Four different situations can arise in rational drug design. Ideally, both the high-resolution structure of the receptor and of small molecules that bind to it (ligands) are known.
In this situation, computational chemists can use molecular modelling to develop quantitative structure-activity relationships (QSARs) for the known ligands, to identify other compounds in a chemical database that are also likely to bind and show activity.
These new molecules can then be compared to each other by computationally docking them into the protein’s binding site in a way that allows for conformational changes in both the ligand and the protein, to yield an overall ’fitness score’.

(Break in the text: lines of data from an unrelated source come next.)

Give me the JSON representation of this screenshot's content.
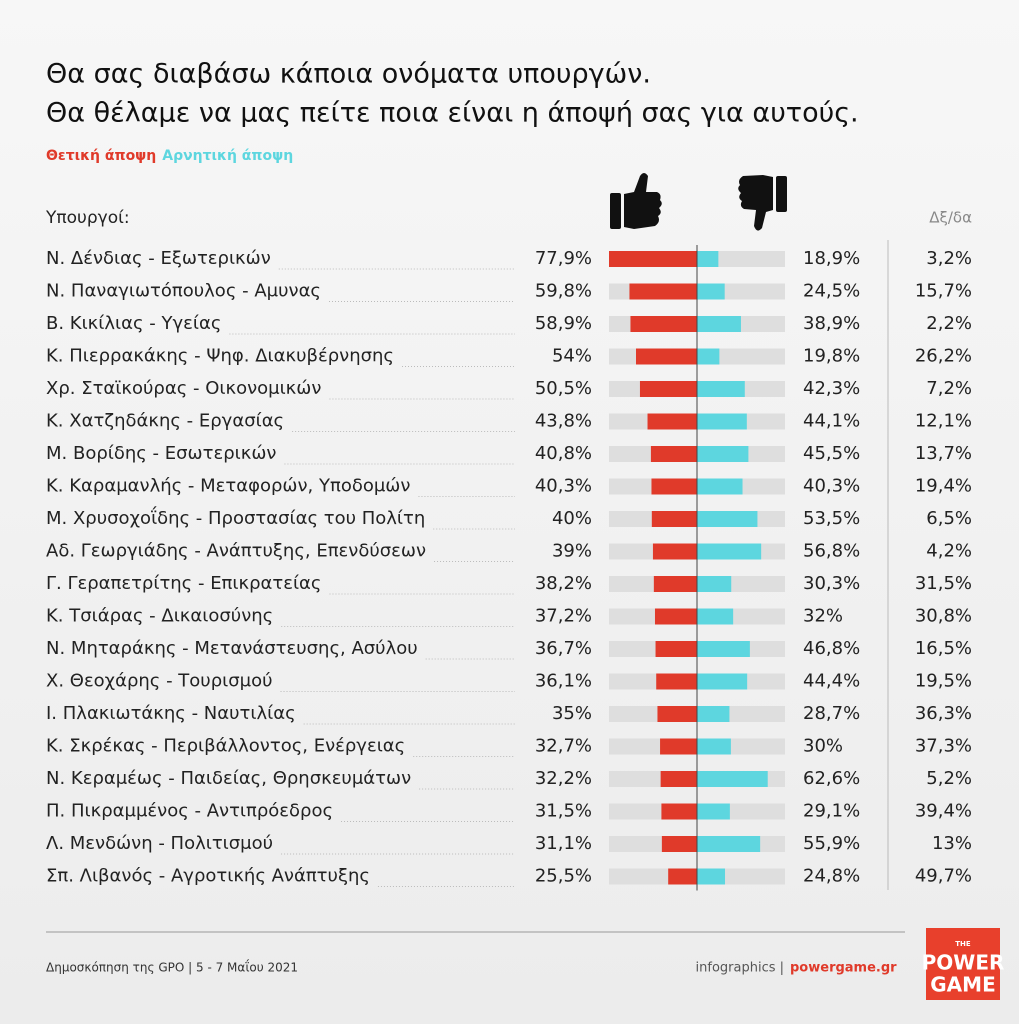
{
  "chart_data": {
    "type": "diverging-bar",
    "title": [
      "Θα σας διαβάσω κάποια ονόματα υπουργών.",
      "Θα θέλαμε να μας πείτε ποια είναι η άποψή σας για αυτούς."
    ],
    "category_header": "Υπουργοί:",
    "categories": [
      "Ν. Δένδιας - Εξωτερικών",
      "Ν. Παναγιωτόπουλος - Αμυνας",
      "Β. Κικίλιας - Υγείας",
      "Κ. Πιερρακάκης - Ψηφ. Διακυβέρνησης",
      "Χρ. Σταϊκούρας - Οικονομικών",
      "Κ. Χατζηδάκης - Εργασίας",
      "Μ. Βορίδης - Εσωτερικών",
      "Κ. Καραμανλής - Μεταφορών, Υποδομών",
      "Μ. Χρυσοχοΐδης - Προστασίας του Πολίτη",
      "Αδ. Γεωργιάδης - Ανάπτυξης, Επενδύσεων",
      "Γ. Γεραπετρίτης - Επικρατείας",
      "Κ. Τσιάρας - Δικαιοσύνης",
      "Ν. Μηταράκης - Μετανάστευσης, Ασύλου",
      "Χ. Θεοχάρης - Τουρισμού",
      "Ι. Πλακιωτάκης - Ναυτιλίας",
      "Κ. Σκρέκας - Περιβάλλοντος, Ενέργειας",
      "Ν. Κεραμέως - Παιδείας, Θρησκευμάτων",
      "Π. Πικραμμένος - Αντιπρόεδρος",
      "Λ. Μενδώνη - Πολιτισμού",
      "Σπ. Λιβανός - Αγροτικής Ανάπτυξης"
    ],
    "series": [
      {
        "name": "Θετική άποψη",
        "color": "#e03a2a",
        "values": [
          77.9,
          59.8,
          58.9,
          54,
          50.5,
          43.8,
          40.8,
          40.3,
          40,
          39,
          38.2,
          37.2,
          36.7,
          36.1,
          35,
          32.7,
          32.2,
          31.5,
          31.1,
          25.5
        ],
        "value_labels": [
          "77,9%",
          "59,8%",
          "58,9%",
          "54%",
          "50,5%",
          "43,8%",
          "40,8%",
          "40,3%",
          "40%",
          "39%",
          "38,2%",
          "37,2%",
          "36,7%",
          "36,1%",
          "35%",
          "32,7%",
          "32,2%",
          "31,5%",
          "31,1%",
          "25,5%"
        ]
      },
      {
        "name": "Αρνητική άποψη",
        "color": "#5dd6df",
        "values": [
          18.9,
          24.5,
          38.9,
          19.8,
          42.3,
          44.1,
          45.5,
          40.3,
          53.5,
          56.8,
          30.3,
          32,
          46.8,
          44.4,
          28.7,
          30,
          62.6,
          29.1,
          55.9,
          24.8
        ],
        "value_labels": [
          "18,9%",
          "24,5%",
          "38,9%",
          "19,8%",
          "42,3%",
          "44,1%",
          "45,5%",
          "40,3%",
          "53,5%",
          "56,8%",
          "30,3%",
          "32%",
          "46,8%",
          "44,4%",
          "28,7%",
          "30%",
          "62,6%",
          "29,1%",
          "55,9%",
          "24,8%"
        ]
      },
      {
        "name": "Δξ/δα",
        "color": "#888888",
        "values": [
          3.2,
          15.7,
          2.2,
          26.2,
          7.2,
          12.1,
          13.7,
          19.4,
          6.5,
          4.2,
          31.5,
          30.8,
          16.5,
          19.5,
          36.3,
          37.3,
          5.2,
          39.4,
          13,
          49.7
        ],
        "value_labels": [
          "3,2%",
          "15,7%",
          "2,2%",
          "26,2%",
          "7,2%",
          "12,1%",
          "13,7%",
          "19,4%",
          "6,5%",
          "4,2%",
          "31,5%",
          "30,8%",
          "16,5%",
          "19,5%",
          "36,3%",
          "37,3%",
          "5,2%",
          "39,4%",
          "13%",
          "49,7%"
        ]
      }
    ],
    "source": "Δημοσκόπηση της GPO | 5 - 7 Μαΐου 2021",
    "credit_label": "infographics |",
    "credit_site": "powergame.gr",
    "logo": [
      "THE",
      "POWER",
      "GAME"
    ]
  }
}
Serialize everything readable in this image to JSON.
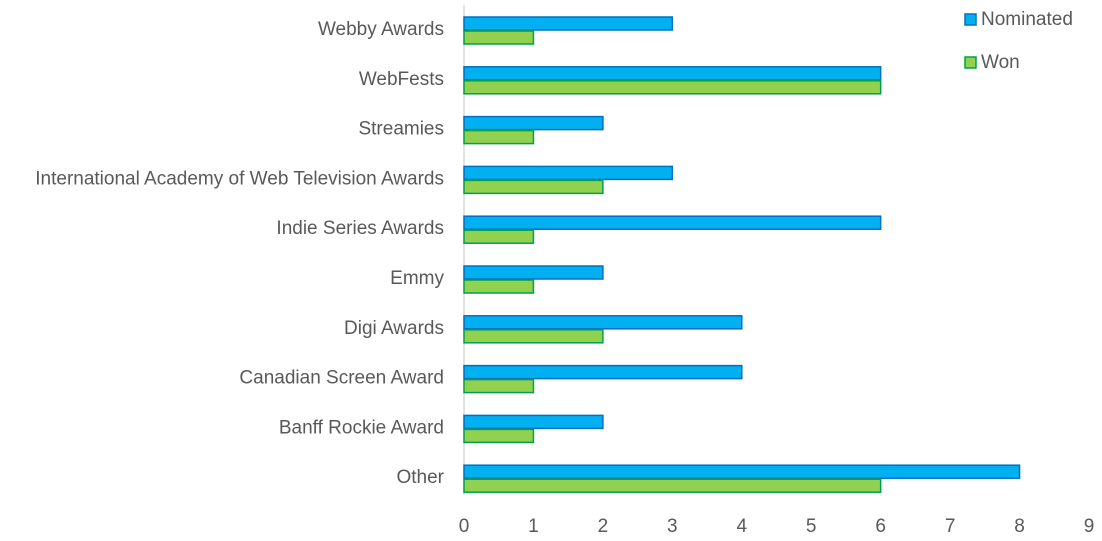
{
  "chart_data": {
    "type": "bar",
    "orientation": "horizontal",
    "categories": [
      "Webby Awards",
      "WebFests",
      "Streamies",
      "International Academy of Web Television Awards",
      "Indie Series Awards",
      "Emmy",
      "Digi Awards",
      "Canadian Screen Award",
      "Banff Rockie Award",
      "Other"
    ],
    "series": [
      {
        "name": "Nominated",
        "color": "#00b0f0",
        "values": [
          3,
          6,
          2,
          3,
          6,
          2,
          4,
          4,
          2,
          8
        ]
      },
      {
        "name": "Won",
        "color": "#92d050",
        "values": [
          1,
          6,
          1,
          2,
          1,
          1,
          2,
          1,
          1,
          6
        ]
      }
    ],
    "xlim": [
      0,
      9
    ],
    "xticks": [
      0,
      1,
      2,
      3,
      4,
      5,
      6,
      7,
      8,
      9
    ],
    "grid": false,
    "legend": "top-right"
  }
}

There are numerous docking programs available, each with its particular features and advantages, with Gold, the product of a collaboration between the University of Sheffield, GlaxoSmithKline, and the Cambridge Crystallographic Data Centre, being particularly well regarded.
Alternatively, the receptor’s structure has been solved, but no active ligands have been identified. In this situation, the ligands can be designed from scratch (so called, ’analogue-based drug design’).
Three-dimensional search techniques are used to screen large databases to identify small molecule fragments that should interact with specific receptor sites, fragments which are of the correct size and geometry to fit into the receptor, or chemical scaffolds that can display functional groups (pharmacophores) at the right positions to make favourable interactions.
These features can then be combined to yield new molecules that should be complementary to the active site.
The most common scenario is that a collection of ligands has been identified which interacts with a receptor of unknown structure. However, using the known ligand structures, researchers can develop QSARs, or to try to identify which pieces of the structure together constitute the minimal pharmacophore.
These models can then be used to search chemical databases for attractive drug candidates, or to design novel compounds incorporating functional groups and features believed to be responsible for activity.
The least desirable situation is that neither the receptor’s structure nor any ligands are known. In this case, large libraries of compounds often need to be created using combinatorial chemistry and evaluated for activity using high-throughput methods. But here, computer-based methods can be used to identify structurally dissimilar compounds, to increase the diversity of synthetic libraries.
The first drug to be produced by rational design was Biota’s Relenza, an anti-viral that is used to treat influenza, but certainly the most famous result of these efforts is Pfizer’s anti-impotence drug Viagra.